You can get a Digitrax sound bug cheap enough and pull off sound only.


----------



## I Am Fasha

What happened!!!! :dunno:

Did this project get completed? My son just got one of these and I found this thread...


----------



## union pacific 844

i have 3 of that one is dcc now the next one will have dcc sound i used this posted to do it


----------



## union pacific 844

i have 3 of that loco one is dcc now the next one will have dcc sound i used this posted to do it


----------



## flyboy2610

I Am Fasha said:


> What happened!!!! :dunno:
> 
> Did this project get completed?

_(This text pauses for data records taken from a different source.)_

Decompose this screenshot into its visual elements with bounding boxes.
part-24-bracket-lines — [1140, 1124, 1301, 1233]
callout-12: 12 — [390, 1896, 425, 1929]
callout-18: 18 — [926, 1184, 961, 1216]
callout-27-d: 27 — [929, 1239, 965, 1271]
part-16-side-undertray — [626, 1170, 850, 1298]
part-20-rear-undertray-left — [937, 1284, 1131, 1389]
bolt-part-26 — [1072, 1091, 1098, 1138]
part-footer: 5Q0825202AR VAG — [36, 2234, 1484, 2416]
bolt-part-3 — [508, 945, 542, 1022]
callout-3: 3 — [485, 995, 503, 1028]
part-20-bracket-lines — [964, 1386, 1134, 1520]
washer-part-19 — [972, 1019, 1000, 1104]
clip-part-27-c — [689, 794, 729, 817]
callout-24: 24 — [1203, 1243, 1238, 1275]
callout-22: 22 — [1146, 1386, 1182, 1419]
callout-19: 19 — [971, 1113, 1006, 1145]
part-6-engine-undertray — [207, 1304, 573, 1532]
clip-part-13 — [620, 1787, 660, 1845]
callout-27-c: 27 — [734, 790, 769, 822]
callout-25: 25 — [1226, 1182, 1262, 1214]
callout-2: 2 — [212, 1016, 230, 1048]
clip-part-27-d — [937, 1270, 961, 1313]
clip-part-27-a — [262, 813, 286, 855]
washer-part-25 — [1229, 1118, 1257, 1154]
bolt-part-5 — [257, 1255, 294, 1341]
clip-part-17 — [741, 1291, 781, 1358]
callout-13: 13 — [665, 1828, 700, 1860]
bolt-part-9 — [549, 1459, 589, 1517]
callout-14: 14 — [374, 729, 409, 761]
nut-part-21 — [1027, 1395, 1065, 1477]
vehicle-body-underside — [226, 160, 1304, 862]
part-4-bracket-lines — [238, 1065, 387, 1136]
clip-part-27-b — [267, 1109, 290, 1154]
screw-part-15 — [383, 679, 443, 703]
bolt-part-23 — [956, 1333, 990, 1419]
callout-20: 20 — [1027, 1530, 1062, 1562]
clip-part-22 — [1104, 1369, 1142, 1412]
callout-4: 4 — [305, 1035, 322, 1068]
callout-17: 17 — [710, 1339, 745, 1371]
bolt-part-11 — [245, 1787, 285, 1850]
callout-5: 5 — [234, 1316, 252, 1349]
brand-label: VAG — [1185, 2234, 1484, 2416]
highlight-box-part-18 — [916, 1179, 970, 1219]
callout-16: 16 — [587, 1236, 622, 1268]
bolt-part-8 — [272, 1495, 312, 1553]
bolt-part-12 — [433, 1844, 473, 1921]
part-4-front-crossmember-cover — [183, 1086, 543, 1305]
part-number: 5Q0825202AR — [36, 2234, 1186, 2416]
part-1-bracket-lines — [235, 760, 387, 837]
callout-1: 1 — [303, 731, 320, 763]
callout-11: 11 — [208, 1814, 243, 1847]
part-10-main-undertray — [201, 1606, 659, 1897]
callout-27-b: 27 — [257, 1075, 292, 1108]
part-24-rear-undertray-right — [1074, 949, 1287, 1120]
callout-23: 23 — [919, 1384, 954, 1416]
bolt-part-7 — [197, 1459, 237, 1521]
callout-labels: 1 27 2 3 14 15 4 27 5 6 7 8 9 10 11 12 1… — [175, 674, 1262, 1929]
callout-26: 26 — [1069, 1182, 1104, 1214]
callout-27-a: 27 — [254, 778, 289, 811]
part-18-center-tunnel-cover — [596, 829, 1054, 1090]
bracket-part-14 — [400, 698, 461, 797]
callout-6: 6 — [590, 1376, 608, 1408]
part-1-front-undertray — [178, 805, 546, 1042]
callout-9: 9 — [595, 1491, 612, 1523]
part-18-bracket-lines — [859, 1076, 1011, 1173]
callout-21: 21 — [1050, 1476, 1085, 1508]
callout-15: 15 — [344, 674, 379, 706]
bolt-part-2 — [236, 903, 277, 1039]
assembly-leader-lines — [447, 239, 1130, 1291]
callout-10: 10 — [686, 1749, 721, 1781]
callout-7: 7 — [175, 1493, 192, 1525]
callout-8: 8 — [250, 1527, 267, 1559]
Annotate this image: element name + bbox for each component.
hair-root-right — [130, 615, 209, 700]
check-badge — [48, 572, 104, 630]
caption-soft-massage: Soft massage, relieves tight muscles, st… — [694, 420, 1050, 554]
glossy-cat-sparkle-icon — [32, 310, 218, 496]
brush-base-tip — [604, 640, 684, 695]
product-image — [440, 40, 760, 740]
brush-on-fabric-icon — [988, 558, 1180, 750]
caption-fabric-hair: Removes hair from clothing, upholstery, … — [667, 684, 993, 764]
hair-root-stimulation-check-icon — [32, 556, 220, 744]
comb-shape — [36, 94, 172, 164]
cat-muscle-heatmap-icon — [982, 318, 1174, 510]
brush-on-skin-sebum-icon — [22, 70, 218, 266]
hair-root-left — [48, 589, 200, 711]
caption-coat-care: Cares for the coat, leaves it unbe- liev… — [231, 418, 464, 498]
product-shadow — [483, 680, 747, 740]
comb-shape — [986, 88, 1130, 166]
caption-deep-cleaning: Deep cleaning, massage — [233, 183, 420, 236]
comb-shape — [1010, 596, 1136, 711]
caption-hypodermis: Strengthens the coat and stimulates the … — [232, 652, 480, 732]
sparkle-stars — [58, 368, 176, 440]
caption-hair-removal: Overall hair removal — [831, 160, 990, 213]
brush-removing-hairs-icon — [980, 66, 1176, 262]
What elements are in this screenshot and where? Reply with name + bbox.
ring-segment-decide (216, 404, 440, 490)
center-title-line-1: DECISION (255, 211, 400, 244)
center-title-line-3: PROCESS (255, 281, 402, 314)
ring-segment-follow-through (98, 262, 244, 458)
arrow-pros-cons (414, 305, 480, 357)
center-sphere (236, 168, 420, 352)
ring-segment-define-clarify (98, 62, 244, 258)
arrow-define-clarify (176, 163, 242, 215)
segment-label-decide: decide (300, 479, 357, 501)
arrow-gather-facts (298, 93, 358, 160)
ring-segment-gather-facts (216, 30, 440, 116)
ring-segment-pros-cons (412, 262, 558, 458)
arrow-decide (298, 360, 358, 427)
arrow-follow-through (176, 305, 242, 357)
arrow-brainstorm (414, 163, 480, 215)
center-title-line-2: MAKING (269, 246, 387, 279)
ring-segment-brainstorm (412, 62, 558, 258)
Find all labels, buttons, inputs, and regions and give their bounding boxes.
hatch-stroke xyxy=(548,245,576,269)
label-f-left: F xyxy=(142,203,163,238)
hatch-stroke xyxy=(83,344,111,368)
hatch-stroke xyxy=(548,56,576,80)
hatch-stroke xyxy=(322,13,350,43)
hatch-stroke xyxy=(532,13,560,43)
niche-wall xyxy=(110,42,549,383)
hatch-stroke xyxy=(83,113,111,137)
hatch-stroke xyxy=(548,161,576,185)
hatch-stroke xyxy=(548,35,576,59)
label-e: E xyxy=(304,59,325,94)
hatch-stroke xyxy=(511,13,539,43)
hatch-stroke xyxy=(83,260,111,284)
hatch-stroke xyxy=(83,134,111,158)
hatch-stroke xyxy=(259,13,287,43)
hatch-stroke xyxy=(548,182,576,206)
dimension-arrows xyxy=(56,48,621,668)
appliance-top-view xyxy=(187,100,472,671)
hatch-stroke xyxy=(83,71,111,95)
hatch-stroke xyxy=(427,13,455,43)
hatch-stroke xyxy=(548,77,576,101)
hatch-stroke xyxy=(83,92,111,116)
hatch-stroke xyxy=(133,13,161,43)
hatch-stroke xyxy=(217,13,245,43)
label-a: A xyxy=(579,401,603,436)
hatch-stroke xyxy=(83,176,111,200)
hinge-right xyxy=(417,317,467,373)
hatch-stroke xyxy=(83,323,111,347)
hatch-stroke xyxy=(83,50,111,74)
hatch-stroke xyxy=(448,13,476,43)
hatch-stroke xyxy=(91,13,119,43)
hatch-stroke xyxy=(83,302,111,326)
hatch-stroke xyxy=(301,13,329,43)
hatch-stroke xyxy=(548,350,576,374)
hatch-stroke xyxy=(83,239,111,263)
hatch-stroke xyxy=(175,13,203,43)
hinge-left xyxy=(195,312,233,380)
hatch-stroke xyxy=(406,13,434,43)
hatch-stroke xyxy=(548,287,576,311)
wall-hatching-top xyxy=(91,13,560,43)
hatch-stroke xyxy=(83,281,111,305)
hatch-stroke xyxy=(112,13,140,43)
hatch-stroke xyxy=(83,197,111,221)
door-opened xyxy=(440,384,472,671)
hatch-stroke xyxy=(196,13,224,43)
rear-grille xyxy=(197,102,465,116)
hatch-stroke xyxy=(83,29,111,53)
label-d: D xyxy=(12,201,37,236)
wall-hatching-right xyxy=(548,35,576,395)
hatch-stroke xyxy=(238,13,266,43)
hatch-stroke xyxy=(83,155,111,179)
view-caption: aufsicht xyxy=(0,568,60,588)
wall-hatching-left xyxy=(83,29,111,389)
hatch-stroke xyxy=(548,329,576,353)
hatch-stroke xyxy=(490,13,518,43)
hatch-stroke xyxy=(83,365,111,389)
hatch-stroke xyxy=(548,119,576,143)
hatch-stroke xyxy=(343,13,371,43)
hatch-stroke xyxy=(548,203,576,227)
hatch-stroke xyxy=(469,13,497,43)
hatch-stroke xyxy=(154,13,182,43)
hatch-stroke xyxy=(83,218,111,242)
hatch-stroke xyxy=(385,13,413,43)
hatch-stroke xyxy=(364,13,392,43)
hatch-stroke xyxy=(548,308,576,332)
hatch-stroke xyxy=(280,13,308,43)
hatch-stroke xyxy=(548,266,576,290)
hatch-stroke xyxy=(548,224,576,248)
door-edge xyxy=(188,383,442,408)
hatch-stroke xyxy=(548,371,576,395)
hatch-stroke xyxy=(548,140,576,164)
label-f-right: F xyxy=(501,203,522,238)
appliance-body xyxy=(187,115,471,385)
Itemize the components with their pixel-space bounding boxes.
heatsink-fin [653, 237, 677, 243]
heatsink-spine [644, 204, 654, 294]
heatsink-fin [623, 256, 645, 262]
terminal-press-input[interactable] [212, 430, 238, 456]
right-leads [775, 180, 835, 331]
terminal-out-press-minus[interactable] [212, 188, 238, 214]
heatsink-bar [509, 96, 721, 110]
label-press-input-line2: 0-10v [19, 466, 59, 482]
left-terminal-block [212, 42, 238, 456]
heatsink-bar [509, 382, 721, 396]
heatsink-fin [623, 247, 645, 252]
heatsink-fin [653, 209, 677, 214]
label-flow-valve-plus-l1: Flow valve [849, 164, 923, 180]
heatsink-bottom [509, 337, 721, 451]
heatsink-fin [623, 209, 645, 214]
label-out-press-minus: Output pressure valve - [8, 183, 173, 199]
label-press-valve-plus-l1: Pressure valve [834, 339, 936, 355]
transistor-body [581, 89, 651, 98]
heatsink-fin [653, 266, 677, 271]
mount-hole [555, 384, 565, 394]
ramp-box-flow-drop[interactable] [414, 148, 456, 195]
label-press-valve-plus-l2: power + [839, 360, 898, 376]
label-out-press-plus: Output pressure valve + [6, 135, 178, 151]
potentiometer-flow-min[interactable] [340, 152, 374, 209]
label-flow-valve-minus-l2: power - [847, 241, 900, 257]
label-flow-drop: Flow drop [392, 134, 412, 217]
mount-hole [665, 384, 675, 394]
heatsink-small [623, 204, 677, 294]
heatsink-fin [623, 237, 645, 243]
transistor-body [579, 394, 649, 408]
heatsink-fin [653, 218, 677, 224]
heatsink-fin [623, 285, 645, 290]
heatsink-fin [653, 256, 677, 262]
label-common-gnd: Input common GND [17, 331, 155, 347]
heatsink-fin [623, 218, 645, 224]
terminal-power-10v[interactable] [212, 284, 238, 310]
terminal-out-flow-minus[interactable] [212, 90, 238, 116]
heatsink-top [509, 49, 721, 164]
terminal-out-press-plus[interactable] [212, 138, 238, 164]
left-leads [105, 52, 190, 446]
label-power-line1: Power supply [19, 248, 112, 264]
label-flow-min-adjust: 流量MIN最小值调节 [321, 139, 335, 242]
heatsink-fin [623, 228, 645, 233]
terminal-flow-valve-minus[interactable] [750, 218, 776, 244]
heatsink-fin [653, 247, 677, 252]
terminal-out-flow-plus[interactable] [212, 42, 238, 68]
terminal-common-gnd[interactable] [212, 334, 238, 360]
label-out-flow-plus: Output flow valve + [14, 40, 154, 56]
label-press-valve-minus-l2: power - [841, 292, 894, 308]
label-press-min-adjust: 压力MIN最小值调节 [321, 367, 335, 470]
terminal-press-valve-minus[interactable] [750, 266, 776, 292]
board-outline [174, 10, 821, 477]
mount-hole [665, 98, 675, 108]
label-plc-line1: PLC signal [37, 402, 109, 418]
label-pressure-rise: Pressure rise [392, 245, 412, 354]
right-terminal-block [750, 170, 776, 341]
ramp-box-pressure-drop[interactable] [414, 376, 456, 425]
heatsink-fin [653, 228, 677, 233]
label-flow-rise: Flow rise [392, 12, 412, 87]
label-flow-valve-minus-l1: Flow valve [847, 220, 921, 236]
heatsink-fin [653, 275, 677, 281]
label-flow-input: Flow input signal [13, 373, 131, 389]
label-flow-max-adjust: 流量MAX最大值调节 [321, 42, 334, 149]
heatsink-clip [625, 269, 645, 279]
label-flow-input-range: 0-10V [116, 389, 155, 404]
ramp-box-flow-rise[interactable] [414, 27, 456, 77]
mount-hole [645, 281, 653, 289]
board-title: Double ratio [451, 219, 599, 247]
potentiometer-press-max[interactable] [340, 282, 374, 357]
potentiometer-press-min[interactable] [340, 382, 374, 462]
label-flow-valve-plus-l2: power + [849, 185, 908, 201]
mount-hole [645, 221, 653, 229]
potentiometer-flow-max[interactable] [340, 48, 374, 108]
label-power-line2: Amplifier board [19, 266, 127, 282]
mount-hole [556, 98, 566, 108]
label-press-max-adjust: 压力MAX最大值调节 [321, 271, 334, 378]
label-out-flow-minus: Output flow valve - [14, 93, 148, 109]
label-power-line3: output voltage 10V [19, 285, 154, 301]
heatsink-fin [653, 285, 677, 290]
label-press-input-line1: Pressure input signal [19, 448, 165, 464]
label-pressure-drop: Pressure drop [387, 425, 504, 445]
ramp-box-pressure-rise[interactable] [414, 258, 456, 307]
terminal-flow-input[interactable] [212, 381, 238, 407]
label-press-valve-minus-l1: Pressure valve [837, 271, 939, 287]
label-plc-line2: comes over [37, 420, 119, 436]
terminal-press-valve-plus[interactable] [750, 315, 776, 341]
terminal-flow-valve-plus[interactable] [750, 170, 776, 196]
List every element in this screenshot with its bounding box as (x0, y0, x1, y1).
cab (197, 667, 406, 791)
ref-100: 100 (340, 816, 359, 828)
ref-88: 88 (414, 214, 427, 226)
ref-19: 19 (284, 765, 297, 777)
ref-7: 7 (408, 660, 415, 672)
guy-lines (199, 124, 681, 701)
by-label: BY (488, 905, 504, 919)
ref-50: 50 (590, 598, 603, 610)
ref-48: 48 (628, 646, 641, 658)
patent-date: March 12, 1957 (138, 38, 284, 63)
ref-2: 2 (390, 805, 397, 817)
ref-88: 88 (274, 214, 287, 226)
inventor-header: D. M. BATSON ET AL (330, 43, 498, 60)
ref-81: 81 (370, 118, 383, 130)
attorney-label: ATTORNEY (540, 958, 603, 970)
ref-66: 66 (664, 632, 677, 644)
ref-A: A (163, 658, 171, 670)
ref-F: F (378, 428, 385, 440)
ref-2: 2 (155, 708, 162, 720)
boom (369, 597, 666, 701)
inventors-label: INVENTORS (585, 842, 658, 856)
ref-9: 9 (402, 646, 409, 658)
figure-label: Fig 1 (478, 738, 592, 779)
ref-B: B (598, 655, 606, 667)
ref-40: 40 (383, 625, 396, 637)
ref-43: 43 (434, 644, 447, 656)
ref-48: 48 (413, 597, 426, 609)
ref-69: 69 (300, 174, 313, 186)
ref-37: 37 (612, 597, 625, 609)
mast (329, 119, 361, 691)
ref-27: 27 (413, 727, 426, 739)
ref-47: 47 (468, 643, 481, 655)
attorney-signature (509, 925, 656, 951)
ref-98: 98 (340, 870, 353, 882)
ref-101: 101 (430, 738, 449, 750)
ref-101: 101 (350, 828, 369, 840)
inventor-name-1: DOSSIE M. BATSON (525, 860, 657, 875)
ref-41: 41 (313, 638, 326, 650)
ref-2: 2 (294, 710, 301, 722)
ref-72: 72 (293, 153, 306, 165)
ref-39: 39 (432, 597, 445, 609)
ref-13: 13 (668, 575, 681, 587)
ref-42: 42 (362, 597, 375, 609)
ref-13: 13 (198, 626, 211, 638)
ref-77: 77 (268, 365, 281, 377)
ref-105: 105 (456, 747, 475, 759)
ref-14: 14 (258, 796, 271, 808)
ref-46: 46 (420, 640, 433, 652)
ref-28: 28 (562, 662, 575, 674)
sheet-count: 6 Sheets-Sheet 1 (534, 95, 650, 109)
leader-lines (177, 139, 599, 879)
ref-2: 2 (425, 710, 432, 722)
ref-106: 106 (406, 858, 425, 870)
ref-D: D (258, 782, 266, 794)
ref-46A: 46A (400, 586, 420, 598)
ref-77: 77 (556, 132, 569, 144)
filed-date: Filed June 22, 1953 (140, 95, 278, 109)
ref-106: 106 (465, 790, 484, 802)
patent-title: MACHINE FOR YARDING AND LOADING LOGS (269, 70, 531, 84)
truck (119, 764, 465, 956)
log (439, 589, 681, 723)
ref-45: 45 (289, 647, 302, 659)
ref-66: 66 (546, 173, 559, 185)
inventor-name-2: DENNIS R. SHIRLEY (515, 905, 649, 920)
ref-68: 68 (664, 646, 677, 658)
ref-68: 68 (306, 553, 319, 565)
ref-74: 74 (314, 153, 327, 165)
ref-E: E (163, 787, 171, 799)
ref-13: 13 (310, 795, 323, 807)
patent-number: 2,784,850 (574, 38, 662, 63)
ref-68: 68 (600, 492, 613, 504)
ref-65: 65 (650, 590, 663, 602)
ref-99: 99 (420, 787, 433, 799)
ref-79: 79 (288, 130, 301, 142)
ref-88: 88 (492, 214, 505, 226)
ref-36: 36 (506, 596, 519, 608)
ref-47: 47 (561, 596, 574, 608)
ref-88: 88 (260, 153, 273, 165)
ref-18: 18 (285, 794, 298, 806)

My son just got one of these and I found this thread...



I guess I never updated this.
Yes, I got it done.
I used this connector I got at my LHS:


I used an LED for the backup light, as well as the headlight. I mounted the decoder in the boiler, so I just had to use two wires for the LED and two for the speaker to go from tender to engine.
These photos show how I mounted the connector:



Plenty of room for the Tsunami TS-1000 sound decoder. Motor is removed in this pic.


How the motor is mounted:


This engine has very nice low speed operation. The Tsunami puts out great sound. I am very happy with how it turned out.


----------



## I Am Fasha

Nice work! How did you wire the 4 pin connector wire? Did you cut it in half and splice the wire ends to the decoder wires in loco and LED and speaker wires in the tender?


----------



## blackz28

the only question i have is you dont have issue with the dreaded side rod lock up do you?? i know this era loco did it alot i had 2 lock on me


----------